One of John Wayne's "Rio" films was on TV last night -- "Rio Bravo" or "Rio Lobo," can't recall which (same movie, different cast). Asner played a ruthless land-grabber who hired gunman Christopher George. In the end a cute young cowgirl shoots Ed just as he's about to plug the Duke.

Young Ed Asner also showed up in several "Untouchables" episodes.

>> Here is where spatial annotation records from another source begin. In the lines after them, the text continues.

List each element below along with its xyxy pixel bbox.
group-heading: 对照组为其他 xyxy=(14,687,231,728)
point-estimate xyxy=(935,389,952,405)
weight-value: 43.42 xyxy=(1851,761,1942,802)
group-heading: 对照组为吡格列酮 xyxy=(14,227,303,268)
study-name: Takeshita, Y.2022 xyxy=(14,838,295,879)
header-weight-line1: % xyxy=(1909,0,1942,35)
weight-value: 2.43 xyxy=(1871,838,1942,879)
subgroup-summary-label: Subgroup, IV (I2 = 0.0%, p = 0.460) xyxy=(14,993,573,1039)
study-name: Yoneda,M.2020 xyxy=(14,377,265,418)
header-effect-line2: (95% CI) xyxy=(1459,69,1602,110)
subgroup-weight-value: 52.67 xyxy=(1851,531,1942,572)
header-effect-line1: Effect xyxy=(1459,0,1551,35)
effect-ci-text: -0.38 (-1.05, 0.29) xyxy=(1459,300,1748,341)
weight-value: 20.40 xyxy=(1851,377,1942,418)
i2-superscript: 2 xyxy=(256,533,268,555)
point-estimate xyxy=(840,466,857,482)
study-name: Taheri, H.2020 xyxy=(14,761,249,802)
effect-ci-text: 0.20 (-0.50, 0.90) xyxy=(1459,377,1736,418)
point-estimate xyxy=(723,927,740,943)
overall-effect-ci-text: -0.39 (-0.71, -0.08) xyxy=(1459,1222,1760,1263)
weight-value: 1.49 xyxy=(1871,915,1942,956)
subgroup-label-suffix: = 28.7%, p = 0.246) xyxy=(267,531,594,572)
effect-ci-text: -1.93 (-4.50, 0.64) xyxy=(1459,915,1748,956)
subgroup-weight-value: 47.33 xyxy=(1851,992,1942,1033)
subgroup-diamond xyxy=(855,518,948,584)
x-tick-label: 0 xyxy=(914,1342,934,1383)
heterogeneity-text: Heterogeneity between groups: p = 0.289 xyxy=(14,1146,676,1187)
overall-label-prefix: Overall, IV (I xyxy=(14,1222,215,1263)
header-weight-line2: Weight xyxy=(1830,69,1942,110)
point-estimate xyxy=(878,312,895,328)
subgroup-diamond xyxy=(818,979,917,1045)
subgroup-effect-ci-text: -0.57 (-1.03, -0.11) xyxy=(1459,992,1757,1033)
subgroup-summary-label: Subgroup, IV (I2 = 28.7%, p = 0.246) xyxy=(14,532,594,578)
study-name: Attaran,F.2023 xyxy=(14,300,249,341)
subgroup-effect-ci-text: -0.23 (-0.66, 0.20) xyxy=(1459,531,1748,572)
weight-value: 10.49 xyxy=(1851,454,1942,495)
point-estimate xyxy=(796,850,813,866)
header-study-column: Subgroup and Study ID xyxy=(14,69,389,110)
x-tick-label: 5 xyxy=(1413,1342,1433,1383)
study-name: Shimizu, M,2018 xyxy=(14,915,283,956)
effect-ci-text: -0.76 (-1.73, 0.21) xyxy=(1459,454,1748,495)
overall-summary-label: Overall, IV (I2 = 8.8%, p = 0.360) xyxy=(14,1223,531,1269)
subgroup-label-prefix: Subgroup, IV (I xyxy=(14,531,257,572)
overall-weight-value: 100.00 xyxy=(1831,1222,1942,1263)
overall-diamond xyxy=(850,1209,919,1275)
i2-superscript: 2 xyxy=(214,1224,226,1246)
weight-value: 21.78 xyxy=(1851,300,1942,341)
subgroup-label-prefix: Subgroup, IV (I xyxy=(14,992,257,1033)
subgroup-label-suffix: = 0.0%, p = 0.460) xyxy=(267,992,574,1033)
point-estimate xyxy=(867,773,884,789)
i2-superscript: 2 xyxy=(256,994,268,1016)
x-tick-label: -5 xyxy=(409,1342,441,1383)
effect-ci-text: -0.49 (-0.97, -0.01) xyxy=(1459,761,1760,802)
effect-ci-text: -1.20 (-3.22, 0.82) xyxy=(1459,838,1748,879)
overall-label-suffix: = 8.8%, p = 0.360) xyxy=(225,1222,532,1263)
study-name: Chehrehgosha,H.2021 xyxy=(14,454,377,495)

One thing Lou Grant never really got right was that it was never really clear whether the Trib was an AM or PM paper (except for the title sequence which showed paperboys throwing papers on porches in the morning).
In many shows it appeared that Lou's city desk crew was working essentially 9-5 hours .
Of course, on the news staff of a daily paper, you NEVER work 9-5.
If it's an AM paper going to press about 1 am, you go in to work about 4-5 pm; if it's an afternoon paper going to press about noon, you go in something like 4 am (or more likely work bizarro world split shifts).
The "Nightside" episode showed some of that, but not nearly the whole thing.
 
One thing Lou Grant never really got right was that it was never really clear whether the Trib was an AM or PM paper (except for the title sequence which showed paperboys throwing papers on porches in the morning).
In many shows it appeared that Lou's city desk crew was working essentially 9-5 hours .
Of course, on the news staff of a daily paper, you NEVER work 9-5.
If it's an AM paper going to press about 1 am, you go in to work about 4-5 pm; if it's an afternoon paper going to press about noon, you go in something like 4 am (or more likely work bizarro world split shifts).
The "Nightside" episode showed some of that, but not nearly the whole thing.

Lots of people worked 9-5 and even 7-3 at my last stop, which admittedly came out of a merger between a larger afternoon paper and a smaller AM. GRANTed, things didn't really start hopping until after the 3:30 meeting -- a lot of the old holdovers from grandpa's lunchbucket paper never quite got that. On those occasions when I got called to fill in on dayside, those shifts seemed to drag on forever.
 
Hayward not only shook Coach Reeves for 40 bucks but he got to be copy boy at the Trib.

 
Before she rode the metro and had her breath taken away she wanted to get pregnant but Billie wasn't too keen with that idea.